Сейчас Холмс сидел разведя колени, подошвой ботинка прижимал к полу пузырек с героином, чтобы не скатился в провал, раскладывал принадлежности для инъекций и улыбался.
В многочисленных «Загадках» и «Случаях», которые Ватсон по большей части держал у себя на полке в старом докторском чемоданчике и о которых читающая публика еще даже не слышала, именно Ватсон прихватывал с собой револьвер, если обстоятельства того требовали. И впрямь, Холмс, потративший сотни часов на уроки стрельбы с отцом и не меньше – на одинокие упражнения в меткости, питал к любому огнестрельному оружию стойкую неприязнь. Однако сейчас он вновь улыбнулся, вспомнив, что Ватсон всегда ограничивался словами «мой старый [или «верный»] армейский револьвер». Доктор следовал литературным рекомендациям Конан Дойла, а тот учил, что читателя утомляют детали.
Однако Холмс никогда не упускал деталей. В первый же раз, как Ватсон вооружился для совместного приключения, сыщик отметил, что его «верный револьвер» – казнозарядный «адамс.450» с барабаном на шесть патронов и шестидюймовым стволом, состоявший на вооружении британской армии во Второй афганской войне, на которой доктор получил свою подозрительно кочующую пулю из джезаиля. Размером и другими параметрами револьвер Ватсона не сильно отличался от «бомон-адамса», который торчал из-за пояса у Кулпеппера. Холмс отметил про себя, что этот щеголь носил и подтяжки, и ремень. Мистер Кулпеппер явно был осторожен – насколько именно, предстояло выяснить в ближайшее время.
«Быть может, сейчас револьверы есть уже у всех пятерых», – была последняя мысль Холмса перед тем, как внизу раздался грохот вышибаемой двери.
Но нет – Холмс был уверен, что мистер Дж. не присоединился к отряду, а почти наверняка отправился доложить о происшедшем главарям банды.
Это значило, что по меньшей мере одного из четырех преследователей надо будет оставить в живых. Не обязательно Кулпеппера.

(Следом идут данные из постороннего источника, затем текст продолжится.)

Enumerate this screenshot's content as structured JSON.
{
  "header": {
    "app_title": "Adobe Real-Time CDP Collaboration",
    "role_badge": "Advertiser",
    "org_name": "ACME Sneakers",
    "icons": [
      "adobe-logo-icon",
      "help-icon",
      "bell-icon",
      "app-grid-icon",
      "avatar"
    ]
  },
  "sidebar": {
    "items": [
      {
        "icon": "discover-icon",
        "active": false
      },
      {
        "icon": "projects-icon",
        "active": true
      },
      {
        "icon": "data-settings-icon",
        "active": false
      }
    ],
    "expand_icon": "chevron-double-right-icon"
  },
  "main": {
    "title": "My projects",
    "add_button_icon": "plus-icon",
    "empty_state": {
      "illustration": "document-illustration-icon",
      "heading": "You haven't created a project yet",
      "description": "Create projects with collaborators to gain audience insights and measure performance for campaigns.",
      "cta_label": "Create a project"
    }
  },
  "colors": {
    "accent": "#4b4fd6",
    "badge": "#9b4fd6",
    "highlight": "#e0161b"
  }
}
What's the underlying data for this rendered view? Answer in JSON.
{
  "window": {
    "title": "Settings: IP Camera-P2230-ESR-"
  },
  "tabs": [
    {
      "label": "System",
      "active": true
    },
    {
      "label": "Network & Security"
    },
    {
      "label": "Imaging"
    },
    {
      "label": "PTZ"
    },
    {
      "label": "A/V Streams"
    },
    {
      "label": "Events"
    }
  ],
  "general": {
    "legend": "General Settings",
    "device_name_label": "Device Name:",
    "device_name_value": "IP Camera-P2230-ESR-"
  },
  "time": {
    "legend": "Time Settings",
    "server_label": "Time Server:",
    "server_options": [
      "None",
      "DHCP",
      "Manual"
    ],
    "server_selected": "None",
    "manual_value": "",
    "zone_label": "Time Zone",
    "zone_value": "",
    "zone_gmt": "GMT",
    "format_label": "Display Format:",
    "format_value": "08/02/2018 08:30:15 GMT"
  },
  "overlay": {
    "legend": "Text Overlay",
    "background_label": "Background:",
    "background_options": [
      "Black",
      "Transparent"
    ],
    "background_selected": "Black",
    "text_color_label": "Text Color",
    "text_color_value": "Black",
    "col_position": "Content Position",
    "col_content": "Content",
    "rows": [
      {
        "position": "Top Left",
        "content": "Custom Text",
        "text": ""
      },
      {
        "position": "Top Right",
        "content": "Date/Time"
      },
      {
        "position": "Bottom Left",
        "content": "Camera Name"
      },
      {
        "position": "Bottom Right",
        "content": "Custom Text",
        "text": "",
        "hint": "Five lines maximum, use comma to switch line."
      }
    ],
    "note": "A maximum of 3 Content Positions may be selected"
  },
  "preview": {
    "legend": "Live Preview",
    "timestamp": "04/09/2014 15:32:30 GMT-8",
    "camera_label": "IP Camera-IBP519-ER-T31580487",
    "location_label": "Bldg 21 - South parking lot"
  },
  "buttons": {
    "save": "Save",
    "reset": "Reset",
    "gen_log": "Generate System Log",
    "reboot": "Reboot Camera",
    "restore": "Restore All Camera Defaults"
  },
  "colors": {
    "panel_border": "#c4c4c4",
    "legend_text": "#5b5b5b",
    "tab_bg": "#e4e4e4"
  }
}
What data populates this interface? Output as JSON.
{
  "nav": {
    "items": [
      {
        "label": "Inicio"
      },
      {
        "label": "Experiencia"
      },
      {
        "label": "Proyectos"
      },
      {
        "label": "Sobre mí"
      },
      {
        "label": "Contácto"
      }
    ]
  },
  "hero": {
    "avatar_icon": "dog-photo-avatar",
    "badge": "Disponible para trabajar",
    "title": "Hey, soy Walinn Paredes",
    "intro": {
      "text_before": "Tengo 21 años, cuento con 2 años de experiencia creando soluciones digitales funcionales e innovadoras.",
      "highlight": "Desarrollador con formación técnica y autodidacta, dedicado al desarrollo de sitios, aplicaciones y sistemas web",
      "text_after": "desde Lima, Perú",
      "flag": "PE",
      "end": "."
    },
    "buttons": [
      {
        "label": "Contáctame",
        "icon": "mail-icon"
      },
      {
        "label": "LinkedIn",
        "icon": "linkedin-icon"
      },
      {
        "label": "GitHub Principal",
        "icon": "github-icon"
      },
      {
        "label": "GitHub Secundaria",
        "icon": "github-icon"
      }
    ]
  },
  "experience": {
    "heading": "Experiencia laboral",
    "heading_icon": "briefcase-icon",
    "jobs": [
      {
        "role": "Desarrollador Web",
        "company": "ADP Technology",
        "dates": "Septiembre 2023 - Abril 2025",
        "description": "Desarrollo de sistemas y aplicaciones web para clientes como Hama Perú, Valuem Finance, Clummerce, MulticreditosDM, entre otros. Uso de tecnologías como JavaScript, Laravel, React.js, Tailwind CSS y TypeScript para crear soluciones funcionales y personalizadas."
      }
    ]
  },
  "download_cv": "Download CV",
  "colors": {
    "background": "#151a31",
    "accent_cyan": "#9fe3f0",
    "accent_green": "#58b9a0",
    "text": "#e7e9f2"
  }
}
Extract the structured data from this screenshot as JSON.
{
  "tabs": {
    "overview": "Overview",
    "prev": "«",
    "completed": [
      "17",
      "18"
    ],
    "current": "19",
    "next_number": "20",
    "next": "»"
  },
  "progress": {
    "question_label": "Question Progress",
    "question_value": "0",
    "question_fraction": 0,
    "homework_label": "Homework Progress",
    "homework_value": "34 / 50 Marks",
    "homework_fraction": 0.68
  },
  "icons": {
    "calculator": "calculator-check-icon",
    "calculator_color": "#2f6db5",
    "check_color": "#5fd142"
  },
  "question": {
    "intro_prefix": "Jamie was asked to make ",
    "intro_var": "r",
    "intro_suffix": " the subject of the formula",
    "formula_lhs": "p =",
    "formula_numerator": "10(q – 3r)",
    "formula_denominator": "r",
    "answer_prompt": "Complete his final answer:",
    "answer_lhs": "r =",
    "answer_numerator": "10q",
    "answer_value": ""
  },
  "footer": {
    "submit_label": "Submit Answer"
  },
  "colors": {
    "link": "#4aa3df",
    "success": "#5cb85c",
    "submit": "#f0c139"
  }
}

Все необходимое было разложено перед Холмсом на раскрытом сафьяновом несессере. Сыщик взял шприц, заранее наполненный соленой водой, и крышечку от «Сарсапариллы Хайреса», которую купил утром, после того как вышел из магазина волшебных фонарей. Бутылку вместе с отвратительным пойлом он выкинул сразу, дивясь, что американцы выпивают их три миллиона в год. Сейчас Холмс насыпал в крышечку героиновую соль и выдавил туда же несколько капель воды из шприца.
Из другого кармана раскрытого несессера он вытащил аптечную трубку, перетянул себе руку, как утром, тронул вздувшуюся вену и достал из жилетного кармана уникальный предмет – опытный экземпляр зажигалки, подаренный ему в 1891 году, за несколько месяцев до «Рейхенбахского водопада», благодарным клиентом: немецким ученым Карлом Ауэром фон Вельсбахом. Благодаря патентованному искусственному кремню из сплава под названием «ферроцерий» зажигалка Вельсбаха была меньше и гораздо удобнее, чем громоздкое, сложное и очень опасное «огниво Дёберейнера» прошлых десятилетий. Холмс подвел голубое пламя дареной зажигалки под крышечку от корневого пива.
Зажигалка фон Вельсбаха много раз спасала Холмса в Гималаях; сейчас он умолял ее нагреть воду с белыми кристалликами, пока шаги на лестнице не приблизились к четвертому этажу.
В нагрудном кармане рубахи, рядом с тремя фотографиями, лежал комок ваты – Холмс вынул его и положил в крышечку. Вата должна была сыграть роль фильтра, чтобы нерастворенные кристаллики не попали в шприц и не вызвали остановку сердца.
Шаги слышались уже на площадке второго этажа.
Холмс поднял наполненный шприц, щелкнул по нему пальцем, выдавил немного раствора, чтобы не осталось пузырьков воздуха, и ввел содержимое себе в вену.
Судя по звуку шагов, бандитов было всего четверо, не пятеро. Они старались не шуметь, но все же ступали не особенно тихо, видимо не слишком заботясь, что беззащитный «мистер Баскерс» их услышит. В конце концов, что он им сделает?
Холмсу требовалось время, чтобы героин подействовал. Он снял с руки трубку, разобрал шприц, спрятал крышечку, склянку и бесценную зажигалку Вельсбаха в соответствующие карманы.
Эффект героина не заставил себя ждать.
Тепло разлилось по сердцу, груди, по рукам и ногам и, наконец, по мозгу, заглушая боль – особенно боль от нерешенного вопроса о реальности или нереальности собственного бытия, – а следом пришло чувство, будто его выносит на гребень беззвучной волны.